Il entre comme boursier à l'école de l'académie impériale des beaux-arts de Saint-Pétersbourg en 1876 et y étudie jusqu'en 1881. Il a pour maîtres Verechtchaguine ou Tchistiakov. Il obtient: deux petites médailles d'argent pour un dessin d'après nature et pour une étude, en 1877; deux grandes médailles d'argent, en 1878 pour une étude, et en 1879 pour La Mort de Germanicus; en 1880, une petite médaille d'or pour Jacob reconnaît la tunique de son fils Joseph, vendu par ses frères en Égypte, en 1881 une grande médaille d'or pour Saint Serge bénit Dimitri Donskoï. Il sort de l'académie avec le rang d'artiste de première classe, avec une bourse pour un voyage d'études de cinq ans à l'étranger.
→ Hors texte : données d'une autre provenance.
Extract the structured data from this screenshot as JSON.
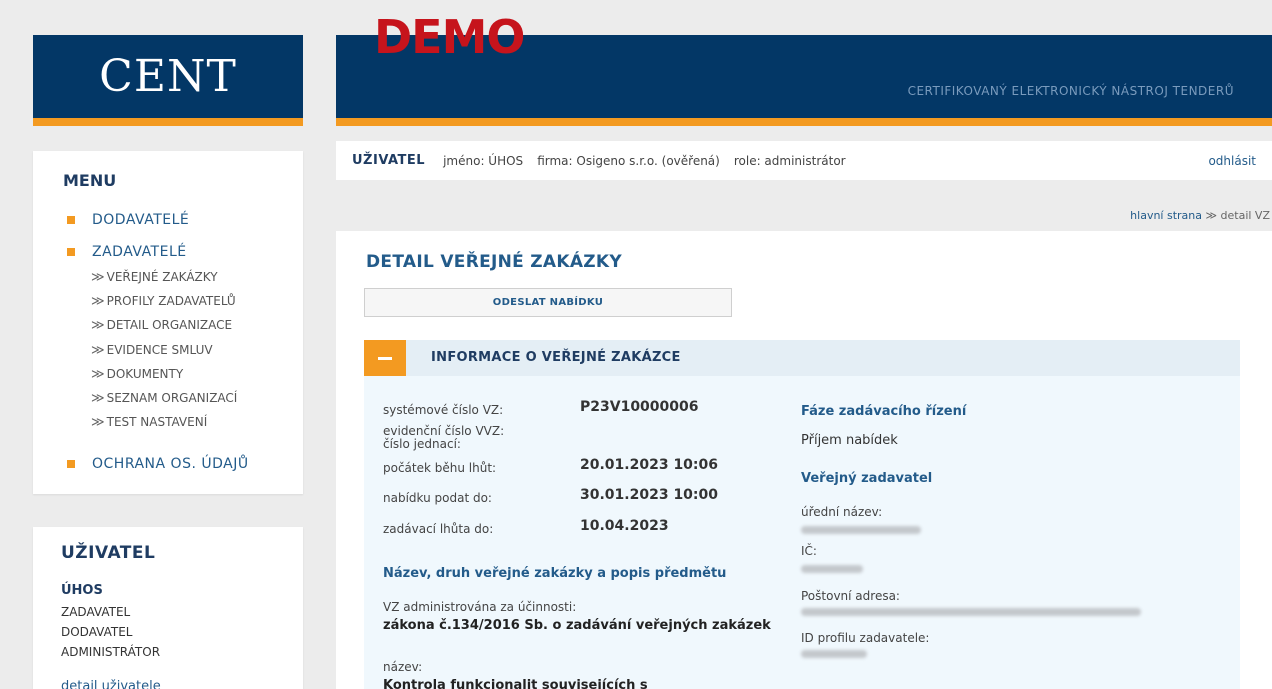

Bakałowicz se rend alors à Cracovie, où il fait la connaissance de Jan Matejko, puis à Paris (1882-1883). Il fait un voyage en Algérie en 1883, puis demeure à Rome, afin d'étudier de près les sujets antiques.

Il consacre alors la vie à l'histoire antique romaine, passant le temps libre à parcourir la péninsule italienne, et à participer à des fouilles archéologiques. Cependant une partie de son œuvre en Italie est dédiée aux portraits mondains.

Il envoie à Saint-Pétersbourg de grandes toiles pour des expositions académiques, comme:

  • 1885: deux tableaux, Romaine chez un marchand oriental devin, et Printemps
  • 1886: quatre tableaux, Conversation vespérale, Les voisines, Le message, Catulle lisant ses poèmes à ses amis (acheté par Tretiakov pour sa Galerie), pour lesquels il est reçu à l'Académie dans la section de peinture historique.

Ses œuvres rencontrent le succès et même la famille impériale achète quelques-unes.

Il est membre des sociétés artistiques de Saint-Pétersbourg, de Moscou, de Varsovie, et de Rome et expose à l'académie impériale des beaux-arts, et à d'autres expositions de la capitale et de la province, ainsi qu'à l'étranger. On l'appelle l'Alma-Tadema russe. Sa clientèle se trouve principalement en Russie et à Rome.

Il visite l'Égypte en 1903.

En 1913, l'académie impériale des beaux-arts de Saint-Pétersbourg lui refuse une exposition particulière, en estimant que le style pompéien ou romain est passé de mode. C'est en 1914 qu'il envoie pour la dernière fois des tableaux en Russie et les derniers liens avec la Russie datent de 1921. Après 1936 sa vie est inconnue.

Par les historiens d'art il est considéré comme un pilier de l'académisme tardif.